Outra grande qualidade da produção está no cuidadoso e sensível roteiro do próprio Holm, que introduz diversas sequências de flashback relativas ao protagonista, sem nunca cansar ou abusar do sentimentalismo. A figura da belíssima atriz Ida Engvoll, no papel de Sonja, a esposa do personagem central, é sempre muito bem utilizada, especialmente nas sequências que retratam o casal se conhecendo. A cena do primeiro jantar de Ove e Sonja é tão bem desenvolvida, que emociona genuinamente. O mesmo pode ser dito dos flashbacks que mostram a relação entre Ove ainda jovem e seu pai, todos sempre muito bem utilizados.

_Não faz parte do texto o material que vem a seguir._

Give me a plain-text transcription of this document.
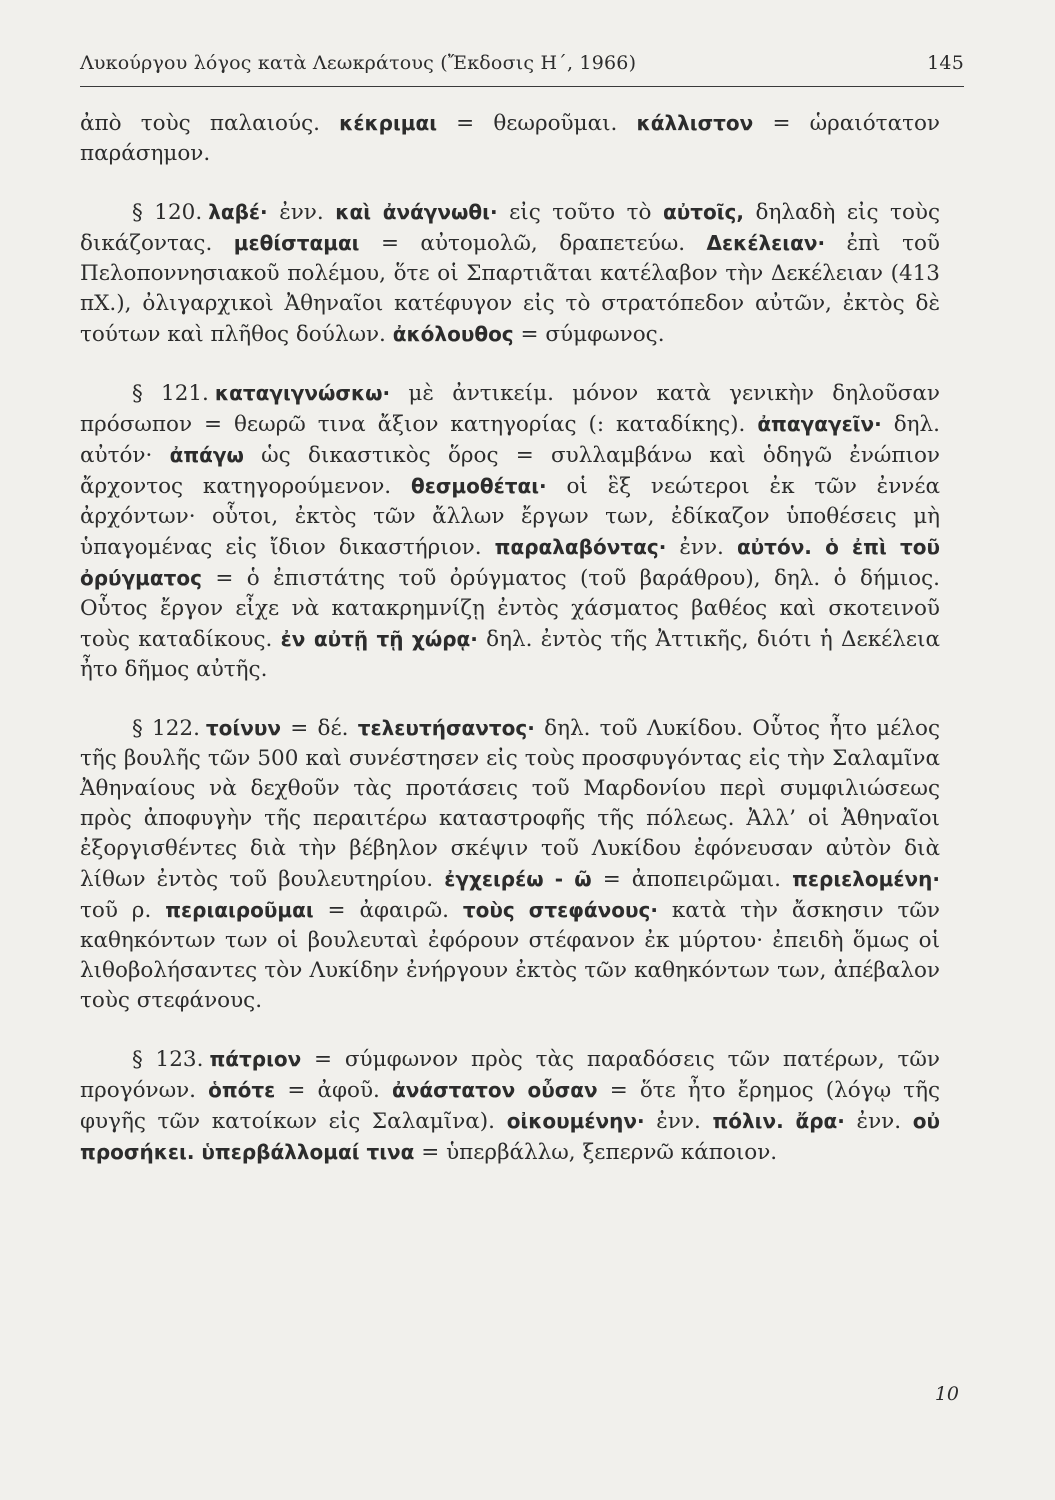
Λυκούργου λόγος κατὰ Λεωκράτους (Ἔκδοσις Η΄, 1966)	145

ἀπὸ τοὺς παλαιούς. κέκριμαι = θεωροῦμαι. κάλλιστον = ὡραιότατον παράσημον.

§ 120. λαβέ· ἐνν. καὶ ἀνάγνωθι· εἰς τοῦτο τὸ αὐτοῖς, δηλαδὴ εἰς τοὺς δικάζοντας. μεθίσταμαι = αὐτομολῶ, δραπετεύω. Δεκέλειαν· ἐπὶ τοῦ Πελοποννησιακοῦ πολέμου, ὅτε οἱ Σπαρτιᾶται κατέλαβον τὴν Δεκέλειαν (413 πΧ.), ὀλιγαρχικοὶ Ἀθηναῖοι κατέφυγον εἰς τὸ στρατόπεδον αὐτῶν, ἐκτὸς δὲ τούτων καὶ πλῆθος δούλων. ἀκόλουθος = σύμφωνος.

§ 121. καταγιγνώσκω· μὲ ἀντικείμ. μόνον κατὰ γενικὴν δηλοῦσαν πρόσωπον = θεωρῶ τινα ἄξιον κατηγορίας (: καταδίκης). ἀπαγαγεῖν· δηλ. αὐτόν· ἀπάγω ὡς δικαστικὸς ὅρος = συλλαμβάνω καὶ ὁδηγῶ ἐνώπιον ἄρχοντος κατηγορούμενον. θεσμοθέται· οἱ ἓξ νεώτεροι ἐκ τῶν ἐννέα ἀρχόντων· οὗτοι, ἐκτὸς τῶν ἄλλων ἔργων των, ἐδίκαζον ὑποθέσεις μὴ ὑπαγομένας εἰς ἴδιον δικαστήριον. παραλαβόντας· ἐνν. αὐτόν. ὁ ἐπὶ τοῦ ὀρύγματος = ὁ ἐπιστάτης τοῦ ὀρύγματος (τοῦ βαράθρου), δηλ. ὁ δήμιος. Οὗτος ἔργον εἶχε νὰ κατακρημνίζῃ ἐντὸς χάσματος βαθέος καὶ σκοτεινοῦ τοὺς καταδίκους. ἐν αὐτῇ τῇ χώρᾳ· δηλ. ἐντὸς τῆς Ἀττικῆς, διότι ἡ Δεκέλεια ἦτο δῆμος αὐτῆς.

§ 122. τοίνυν = δέ. τελευτήσαντος· δηλ. τοῦ Λυκίδου. Οὗτος ἦτο μέλος τῆς βουλῆς τῶν 500 καὶ συνέστησεν εἰς τοὺς προσφυγόντας εἰς τὴν Σαλαμῖνα Ἀθηναίους νὰ δεχθοῦν τὰς προτάσεις τοῦ Μαρδονίου περὶ συμφιλιώσεως πρὸς ἀποφυγὴν τῆς περαιτέρω καταστροφῆς τῆς πόλεως. Ἀλλ’ οἱ Ἀθηναῖοι ἐξοργισθέντες διὰ τὴν βέβηλον σκέψιν τοῦ Λυκίδου ἐφόνευσαν αὐτὸν διὰ λίθων ἐντὸς τοῦ βουλευτηρίου. ἐγχειρέω - ῶ = ἀποπειρῶμαι. περιελομένη· τοῦ ρ. περιαιροῦμαι = ἀφαιρῶ. τοὺς στεφάνους· κατὰ τὴν ἄσκησιν τῶν καθηκόντων των οἱ βουλευταὶ ἐφόρουν στέφανον ἐκ μύρτου· ἐπειδὴ ὅμως οἱ λιθοβολήσαντες τὸν Λυκίδην ἐνήργουν ἐκτὸς τῶν καθηκόντων των, ἀπέβαλον τοὺς στεφάνους.

§ 123. πάτριον = σύμφωνον πρὸς τὰς παραδόσεις τῶν πατέρων, τῶν προγόνων. ὁπότε = ἀφοῦ. ἀνάστατον οὖσαν = ὅτε ἦτο ἔρημος (λόγῳ τῆς φυγῆς τῶν κατοίκων εἰς Σαλαμῖνα). οἰκουμένην· ἐνν. πόλιν. ἄρα· ἐνν. οὐ προσήκει. ὑπερβάλλομαί τινα = ὑπερβάλλω, ξεπερνῶ κάποιον.

10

A produção também carrega um humor afiado, principalmente envolvendo as ideias suicidas do protagonista, que rendem algumas boas gargalhadas. Contudo, são os momentos que evidenciam as mudanças no coração ressecado do sisudo Ove que garantem ao filme seus pontos mais altos. A maneira com que Holm utiliza-se do envolvimento de Ove com as pessoas mais próximas dele, e de como a mudança de atitude do protagonista os influencia diretamente, aquecem o coração e evidenciam que não há substituto para o caráter humano, mesmo quando este existe encoberto pelas dores e decisões amargas do passado. É esta sensibilidade latente, aliada à performance sensacional do veterano Rolf Lassgård, que faz de Um Homem Chamado Ove um dos melhores exemplares cinematográficos do ano, que emociona e cativa o espectador a todo momento. Vale ressaltar também a excelente fotografia à cargo de Göran Hallberg, o que acaba sendo clichê, visto que as produções europeias tem dado um banho no quesito fotográfico nos últimos anos.

Mais uma pequena produção europeia que utiliza-se da transformação do indivíduo como ferramenta para provocar as mais gostosas e honestas emoções em seu público, Um Homem Chamado Ove merece ser descoberto pelo grande público, especialmente nos atribulados dias de hoje, onde cada pequena boa ação é sempre bem-vinda. Constatando isso agora, é exatamente nisto que Um Homem Chamado Ove consiste: Uma grande e bonita boa ação de Holm e Lassgård para seu público.

Um Homem Chamado Ove ainda não tem previsão de estreia nos cinemas brasileiros, mas dadas suas chances no Oscar 2017, deve ser lançado em algumas salas nos próximos meses.